Haltères, rugby, marteau… Des sports qu’on conjugue rarement au féminin. C’est pourtant vers ces pratiques que la metteuse en scène Judith Depaule s’est tournée pour aborder le thème du corps des femmes dans le sport. Sur ce sujet, si rarement abordé, elle présente demain à Paris la dernière partie d’une trilogie « Corps de femme », avec une œuvre axée sur l’haltérophile Nurcan Taylan, première sportive turque à avoir remporté l’or olympique en 2010. Elle y interroge avec brio la question du genre et de la sexuation de nos comportements.

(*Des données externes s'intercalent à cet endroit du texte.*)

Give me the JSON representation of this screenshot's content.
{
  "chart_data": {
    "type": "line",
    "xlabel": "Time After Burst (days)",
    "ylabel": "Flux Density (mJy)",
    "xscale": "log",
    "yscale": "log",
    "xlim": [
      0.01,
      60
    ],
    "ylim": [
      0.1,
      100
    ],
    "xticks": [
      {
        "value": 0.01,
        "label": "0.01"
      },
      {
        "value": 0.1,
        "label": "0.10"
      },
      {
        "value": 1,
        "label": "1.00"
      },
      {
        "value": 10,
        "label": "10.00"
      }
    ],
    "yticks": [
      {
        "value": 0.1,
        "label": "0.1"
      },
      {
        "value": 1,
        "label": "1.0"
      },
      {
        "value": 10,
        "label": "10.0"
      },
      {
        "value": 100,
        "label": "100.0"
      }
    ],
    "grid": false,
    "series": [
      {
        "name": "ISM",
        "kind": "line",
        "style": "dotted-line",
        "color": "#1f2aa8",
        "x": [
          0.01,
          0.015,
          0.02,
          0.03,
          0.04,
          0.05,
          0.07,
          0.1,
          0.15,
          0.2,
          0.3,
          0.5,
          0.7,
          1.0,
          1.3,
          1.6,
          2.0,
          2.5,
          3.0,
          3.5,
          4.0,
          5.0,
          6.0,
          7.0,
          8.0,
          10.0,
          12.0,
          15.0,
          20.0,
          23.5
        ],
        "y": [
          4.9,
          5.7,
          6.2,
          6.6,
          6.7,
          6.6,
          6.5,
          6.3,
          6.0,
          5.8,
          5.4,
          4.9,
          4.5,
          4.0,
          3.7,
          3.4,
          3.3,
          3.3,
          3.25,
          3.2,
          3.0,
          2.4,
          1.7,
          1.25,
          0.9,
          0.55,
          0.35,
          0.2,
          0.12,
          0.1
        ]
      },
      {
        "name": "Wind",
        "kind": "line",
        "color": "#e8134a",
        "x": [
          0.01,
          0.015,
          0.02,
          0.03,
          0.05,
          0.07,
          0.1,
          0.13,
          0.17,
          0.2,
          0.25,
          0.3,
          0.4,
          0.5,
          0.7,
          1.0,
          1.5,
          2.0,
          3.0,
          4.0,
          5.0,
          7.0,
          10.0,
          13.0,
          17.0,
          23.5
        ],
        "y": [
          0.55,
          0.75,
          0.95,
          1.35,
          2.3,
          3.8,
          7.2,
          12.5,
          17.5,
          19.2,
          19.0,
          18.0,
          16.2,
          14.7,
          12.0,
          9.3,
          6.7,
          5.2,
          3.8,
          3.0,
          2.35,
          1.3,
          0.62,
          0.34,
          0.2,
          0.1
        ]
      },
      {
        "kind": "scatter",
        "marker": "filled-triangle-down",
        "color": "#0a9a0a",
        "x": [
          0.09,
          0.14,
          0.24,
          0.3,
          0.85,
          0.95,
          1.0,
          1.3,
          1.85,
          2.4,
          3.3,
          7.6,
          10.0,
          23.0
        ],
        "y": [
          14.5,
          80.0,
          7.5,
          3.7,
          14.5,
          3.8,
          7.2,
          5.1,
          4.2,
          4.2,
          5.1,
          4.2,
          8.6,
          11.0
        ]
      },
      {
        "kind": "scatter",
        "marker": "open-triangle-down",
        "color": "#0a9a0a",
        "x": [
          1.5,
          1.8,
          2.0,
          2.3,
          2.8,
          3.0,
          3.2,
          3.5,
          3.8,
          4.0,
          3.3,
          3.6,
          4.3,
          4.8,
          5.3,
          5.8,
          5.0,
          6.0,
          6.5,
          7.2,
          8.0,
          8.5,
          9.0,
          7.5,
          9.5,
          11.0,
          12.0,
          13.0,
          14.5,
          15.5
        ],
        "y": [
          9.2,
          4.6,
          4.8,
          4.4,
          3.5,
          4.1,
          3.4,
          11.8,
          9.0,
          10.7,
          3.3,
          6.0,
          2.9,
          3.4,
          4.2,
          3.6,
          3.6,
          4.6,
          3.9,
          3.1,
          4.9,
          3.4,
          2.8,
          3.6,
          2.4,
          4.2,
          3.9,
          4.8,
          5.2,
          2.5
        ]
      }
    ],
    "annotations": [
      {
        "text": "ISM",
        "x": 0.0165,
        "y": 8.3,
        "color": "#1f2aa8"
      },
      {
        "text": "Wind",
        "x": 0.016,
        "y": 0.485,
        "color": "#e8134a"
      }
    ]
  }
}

Pourquoi ce travail sur les sportives ?
J’ai toujours été fascinée par l’halthérophilie : enfant, je guettais leur compétition lors des retransmissions télévisées ! Mais j’ai surtout choisi ce sujet car après avoir été élevée par une mère soixante-huitarde, et avoir cru que tout avait été gagné pour les filles, je me suis rendu compte à l’âge adulte que ce n’était pas vrai ; je suis par ailleurs passionnée par les sportifs et le dépassement de soi qui leur est demandé. Alors comment ne pas tourner mon interrogation d’artiste vers ces efforts et les questions qu’ils posent à la féminité traditionnelle ?
En 2008, j’ai abordé le lancer de marteau avec une championne polonaise, Kamila Kolimowska, puis, en 2010, j’ai rencontré deux équipes françaises de rugby féminin. Aujourd’hui, c’est avec une Turque que je travaille. Je construis mes spectacles à partir d’interviews et de vidéos. J’aurais pu choisir la boxe, mais elle a déjà inspiré beaucoup d’œuvres, des films ou des documentaires. Les sports que j’ai choisis remettent véritablement en question les stéréotypes : on dit par exemple que ces sportives sont laides, difformes, immondes, même ! Ce que je montre se trouve ainsi dans une zone qu’on veut ignorer, dont on n’aime pas parler ; or le sport est le monde du corps et il me semble très utile pour briser ces stéréotypes
Pourquoi avoir été enquêté en Pologne ou en Turquie ?
Cela dépend en effet des pays. Le marteau et l’haltérophilie sont plus pratiqués par des femmes des pays de l’Est, de Cuba ou de Chine tandis qu’en France, la fédération d’athlétisme ne met pas assez en avant les filles, sauf pour la course. Ce qui m’a intéressée, c’est que ces sportives, qui vivent dans une solitude hallucinante – à la différence du rugby où l’équipe peut former une « famille » – traversent des épreuves très fortes qui leur donnent sur la vie un regard unique.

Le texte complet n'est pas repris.